Tres meses después, la casa volvió a tener un aspecto normal.
El espejo grande volvió a su lugar sobre la chimenea. El estrecho se volvió a colgar en el pasillo. El botiquín reflejaba de nuevo nuestros cepillos de dientes y frascos medio vacíos. Daniel quitó las sábanas de las puertas del armario, aunque me preguntó tres veces si estaba segura.
La vida volvió a su forma habitual.
No hice.
Una tarde, mientras hacía la compra, me encontré con una mujer que conocía del instituto. Me miró fijamente durante un segundo de más y luego me dedicó una sonrisa incómoda.
“Casi no te reconocí”, dijo ella.
Entendí lo que quería decir. Años atrás, esa frase me habría perseguido hasta casa. Me habría parado frente al espejo, girando la cara de un lado a otro, preguntándome si finalmente me veía bien. Habría analizado su expresión, buscando algún juicio oculto.

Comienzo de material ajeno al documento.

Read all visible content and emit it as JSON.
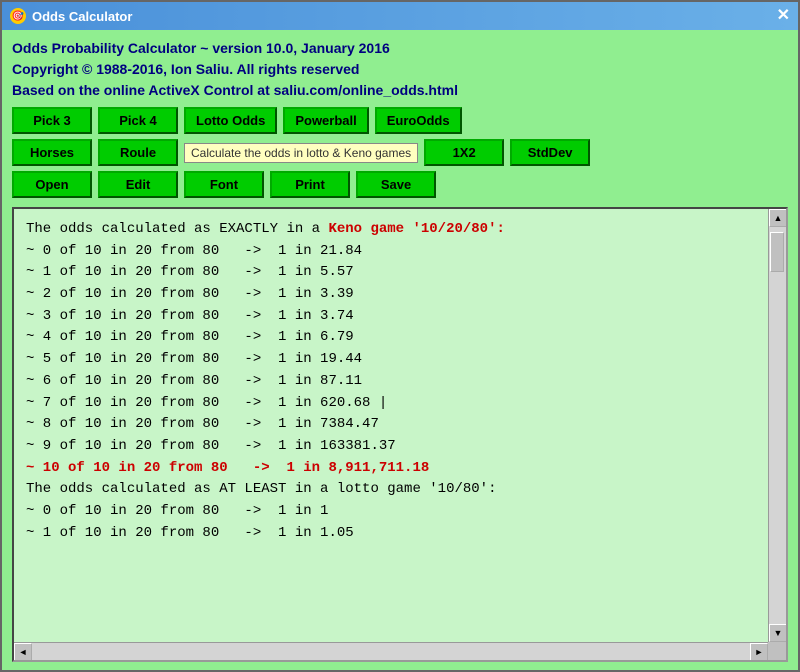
{
  "window": {
    "title": "Odds Calculator",
    "icon_symbol": "🎯",
    "close_button": "✕"
  },
  "header": {
    "line1": "Odds Probability Calculator ~ version 10.0, January 2016",
    "line2": "Copyright © 1988-2016, Ion Saliu. All rights reserved",
    "line3": "Based on the online ActiveX Control at saliu.com/online_odds.html"
  },
  "toolbar_row1": {
    "btn1": "Pick 3",
    "btn2": "Pick 4",
    "btn3": "Lotto Odds",
    "btn4": "Powerball",
    "btn5": "EuroOdds"
  },
  "toolbar_row2": {
    "btn1": "Horses",
    "btn2": "Roule",
    "tooltip": "Calculate the odds in lotto & Keno games",
    "btn3": "1X2",
    "btn4": "StdDev"
  },
  "toolbar_row3": {
    "btn1": "Open",
    "btn2": "Edit",
    "btn3": "Font",
    "btn4": "Print",
    "btn5": "Save"
  },
  "output": {
    "lines": [
      {
        "text": "",
        "style": "normal"
      },
      {
        "text": "The odds calculated as EXACTLY in a ",
        "style": "normal",
        "suffix": "Keno game '10/20/80':",
        "suffix_style": "red-bold"
      },
      {
        "text": "",
        "style": "normal"
      },
      {
        "text": "~ 0 of 10 in 20 from 80   ->  1 in 21.84",
        "style": "normal"
      },
      {
        "text": "~ 1 of 10 in 20 from 80   ->  1 in 5.57",
        "style": "normal"
      },
      {
        "text": "~ 2 of 10 in 20 from 80   ->  1 in 3.39",
        "style": "normal"
      },
      {
        "text": "~ 3 of 10 in 20 from 80   ->  1 in 3.74",
        "style": "normal"
      },
      {
        "text": "~ 4 of 10 in 20 from 80   ->  1 in 6.79",
        "style": "normal"
      },
      {
        "text": "~ 5 of 10 in 20 from 80   ->  1 in 19.44",
        "style": "normal"
      },
      {
        "text": "~ 6 of 10 in 20 from 80   ->  1 in 87.11",
        "style": "normal"
      },
      {
        "text": "~ 7 of 10 in 20 from 80   ->  1 in 620.68 |",
        "style": "normal"
      },
      {
        "text": "~ 8 of 10 in 20 from 80   ->  1 in 7384.47",
        "style": "normal"
      },
      {
        "text": "~ 9 of 10 in 20 from 80   ->  1 in 163381.37",
        "style": "normal"
      },
      {
        "text": "~ 10 of 10 in 20 from 80   ->  1 in 8,911,711.18",
        "style": "red-bold"
      },
      {
        "text": "",
        "style": "normal"
      },
      {
        "text": "The odds calculated as AT LEAST in a lotto game '10/80':",
        "style": "normal"
      },
      {
        "text": "",
        "style": "normal"
      },
      {
        "text": "~ 0 of 10 in 20 from 80   ->  1 in 1",
        "style": "normal"
      },
      {
        "text": "~ 1 of 10 in 20 from 80   ->  1 in 1.05",
        "style": "normal"
      }
    ]
  },
  "scrollbar": {
    "up_arrow": "▲",
    "down_arrow": "▼",
    "left_arrow": "◄",
    "right_arrow": "►"
  }
}
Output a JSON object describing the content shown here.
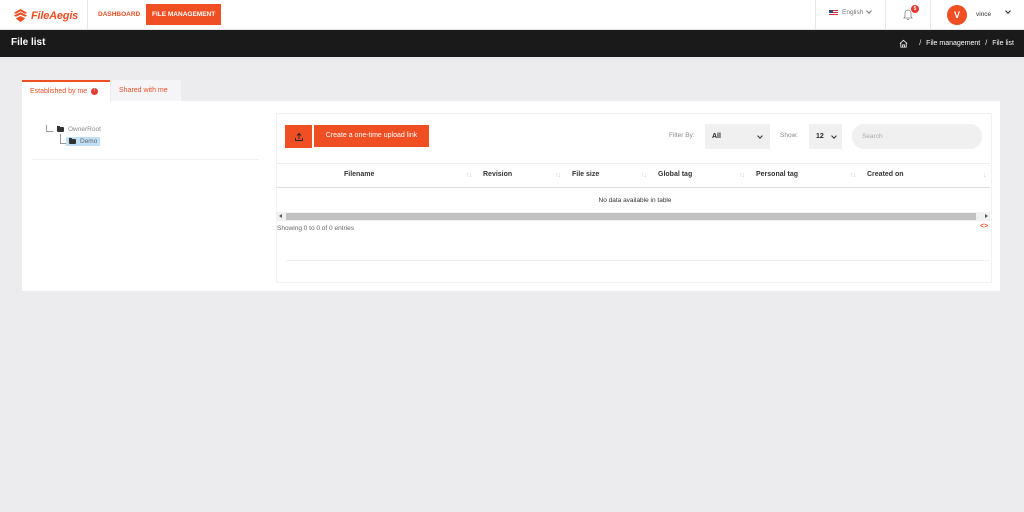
{
  "app": {
    "logo_text": "FileAegis"
  },
  "nav": {
    "items": [
      {
        "label": "DASHBOARD",
        "active": false
      },
      {
        "label": "FILE MANAGEMENT",
        "active": true
      }
    ]
  },
  "header": {
    "language": "English",
    "notifications_count": "5",
    "user_initial": "V",
    "username": "vince"
  },
  "titlebar": {
    "title": "File list",
    "breadcrumb": [
      "File management",
      "File list"
    ],
    "separator": "/"
  },
  "tabs": [
    {
      "label": "Established by me",
      "badge": "!",
      "active": true
    },
    {
      "label": "Shared with me",
      "active": false
    }
  ],
  "tree": {
    "root": "OwnerRoot",
    "children": [
      {
        "label": "Demo",
        "selected": true
      }
    ]
  },
  "toolbar": {
    "upload_icon": "upload-icon",
    "link_button": "Create a one-time upload link",
    "filter_label": "Filter By:",
    "filter_value": "All",
    "show_label": "Show:",
    "show_value": "12",
    "search_placeholder": "Search"
  },
  "table": {
    "columns": [
      "Filename",
      "Revision",
      "File size",
      "Global tag",
      "Personal tag",
      "Created on"
    ],
    "empty_message": "No data available in table",
    "info": "Showing 0 to 0 of 0 entries",
    "code_icon": "<>"
  },
  "colors": {
    "accent": "#f04e23",
    "titlebar": "#1a1a1a",
    "background": "#ececef"
  }
}
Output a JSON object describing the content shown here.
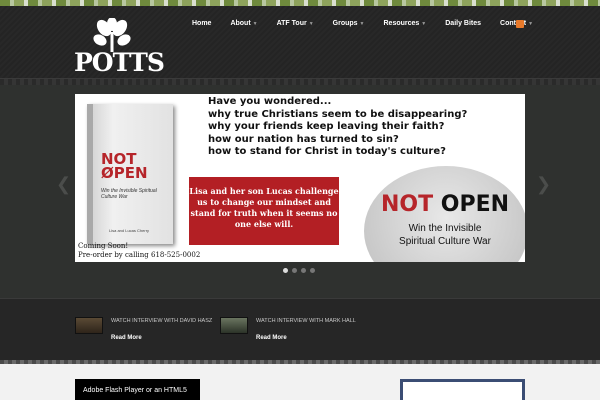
{
  "header": {
    "logo_text": "POTTS",
    "nav": [
      "Home",
      "About",
      "ATF Tour",
      "Groups",
      "Resources",
      "Daily Bites",
      "Contact"
    ],
    "nav_has_caret": [
      false,
      true,
      true,
      true,
      true,
      false,
      true
    ]
  },
  "slide": {
    "questions": [
      "Have you wondered...",
      "why true Christians seem to be disappearing?",
      "why your friends keep leaving their faith?",
      "how our nation has turned to sin?",
      "how to stand for Christ in today's culture?"
    ],
    "book_title_line1": "NOT",
    "book_title_line2": "ØPEN",
    "book_subtitle": "Win the Invisible Spiritual Culture War",
    "book_authors": "Lisa and Lucas Cherry",
    "coming_soon": "Coming Soon!",
    "preorder": "Pre-order by calling 618-525-0002",
    "red_box": "Lisa and her son Lucas challenge us to change our mindset and stand for truth when it seems no one else will.",
    "circle_not": "NOT",
    "circle_open": "OPEN",
    "circle_sub_line1": "Win the Invisible",
    "circle_sub_line2": "Spiritual Culture War"
  },
  "slider": {
    "dot_count": 4,
    "active_dot": 0
  },
  "videos": [
    {
      "title": "Watch interview with David Hasz",
      "more": "Read More"
    },
    {
      "title": "Watch interview with Mark Hall",
      "more": "Read More"
    }
  ],
  "content": {
    "flash_text": "Adobe Flash Player or an HTML5"
  },
  "colors": {
    "accent_green": "#6f8a3d",
    "red": "#b31f24",
    "rss": "#e8792a"
  }
}
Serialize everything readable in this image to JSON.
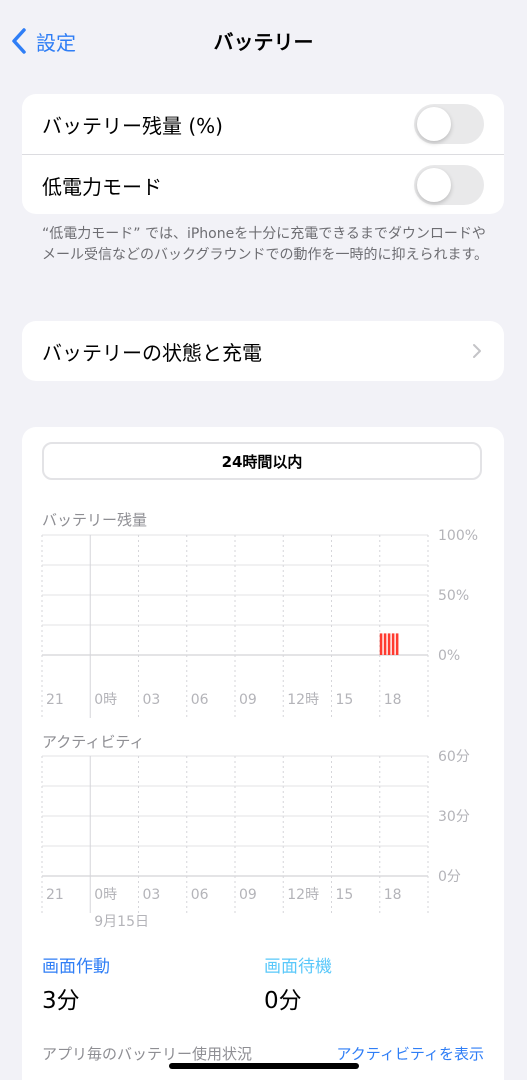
{
  "nav": {
    "back_label": "設定",
    "title": "バッテリー"
  },
  "toggles": [
    {
      "label": "バッテリー残量 (%)",
      "on": false
    },
    {
      "label": "低電力モード",
      "on": false
    }
  ],
  "low_power_note": "“低電力モード” では、iPhoneを十分に充電できるまでダウンロードやメール受信などのバックグラウンドでの動作を一時的に抑えられます。",
  "health_row": {
    "label": "バッテリーの状態と充電"
  },
  "usage": {
    "period_label": "24時間以内",
    "battery_section_label": "バッテリー残量",
    "activity_section_label": "アクティビティ",
    "date_label": "9月15日",
    "screen_on": {
      "label": "画面作動",
      "value": "3分",
      "color": "#2f7ef6"
    },
    "screen_off": {
      "label": "画面待機",
      "value": "0分",
      "color": "#5ac8fa"
    },
    "app_usage_header": "アプリ毎のバッテリー使用状況",
    "show_activity_link": "アクティビティを表示"
  },
  "chart_data": [
    {
      "type": "bar",
      "title": "バッテリー残量",
      "x_tick_labels": [
        "21",
        "0時",
        "03",
        "06",
        "09",
        "12時",
        "15",
        "18"
      ],
      "y_tick_labels": [
        "100%",
        "50%",
        "0%"
      ],
      "ylim": [
        0,
        100
      ],
      "series": [
        {
          "values": [
            18,
            18,
            18,
            18,
            18
          ],
          "color": "#ff3b30",
          "x_time_start_hour": 18.0,
          "x_time_step_hours": 0.25
        }
      ]
    },
    {
      "type": "bar",
      "title": "アクティビティ",
      "x_tick_labels": [
        "21",
        "0時",
        "03",
        "06",
        "09",
        "12時",
        "15",
        "18"
      ],
      "y_tick_labels": [
        "60分",
        "30分",
        "0分"
      ],
      "ylim": [
        0,
        60
      ],
      "series": []
    }
  ]
}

Esta vez, simplemente sonreí.
—Me alegra verte —dije, y seguí caminando por el pasillo.
Esa tarde, estaba lavando los platos cuando vi mi reflejo en la ventana de la cocina. Por un instante, distinguí el contorno de mi rostro contra el cristal oscuro.
Pero no me fijé en mi nariz.
Recordé a Daniel llevando espejos al garaje con lágrimas corriendo por su rostro. Recordé cómo tapó las puertas del armario, volvió a colocar el joyero y, de alguna manera, pasó por alto la tostadora. Recordé lo convencido que estaba de que un solo reflejo podría destruirme, y lo desesperadamente que intentó interponerse entre ese dolor y yo.
Antes pensaba que el amor significaba que me dijeran que era guapa con la suficiente frecuencia como para creérmelo.
Ahora comprendía que el amor también podía manifestarse como un hombre asustado que desmantelaba una casa entera porque se negaba a dejar que la persona amada afrontara sola el desamor.
Daniel jamás me pidió que permaneciera inmutable. Apoyó mi decisión incluso cuando deseaba que comprendiera que mi valía nunca había dependido de ella. Y cuando pensó que todo había salido mal, su primer instinto no fue lamentar la pérdida del rostro que había amado, sino proteger a la mujer que se escondía tras él.
Todavía tenía días difíciles. A veces me sorprendía mirando una vieja fotografía o preguntándome cómo me veían los desconocidos. La sanación no llegó de repente, sino gradualmente, a través de pequeñas decisiones: permanecer en la foto en lugar de ponerme detrás de la cámara, mirarme a los ojos en el espejo y negarme a que un insulto de la infancia se convirtiera en una verdad adulta.
Me cambié la nariz.
Pero Daniel me ayudó a cambiar la autoridad que le había otorgado a mi reflejo.
Durante veintitrés años, permití que una característica —y las personas que se burlaban de ella— hablara más alto que cualquier otra cosa sobre mí.
Ahora, cuando me miro al espejo, ya no me pregunto si mi rostro merece amabilidad.
Ya sé la respuesta.
Y por primera vez en mi vida, la reflexión no tiene la última palabra.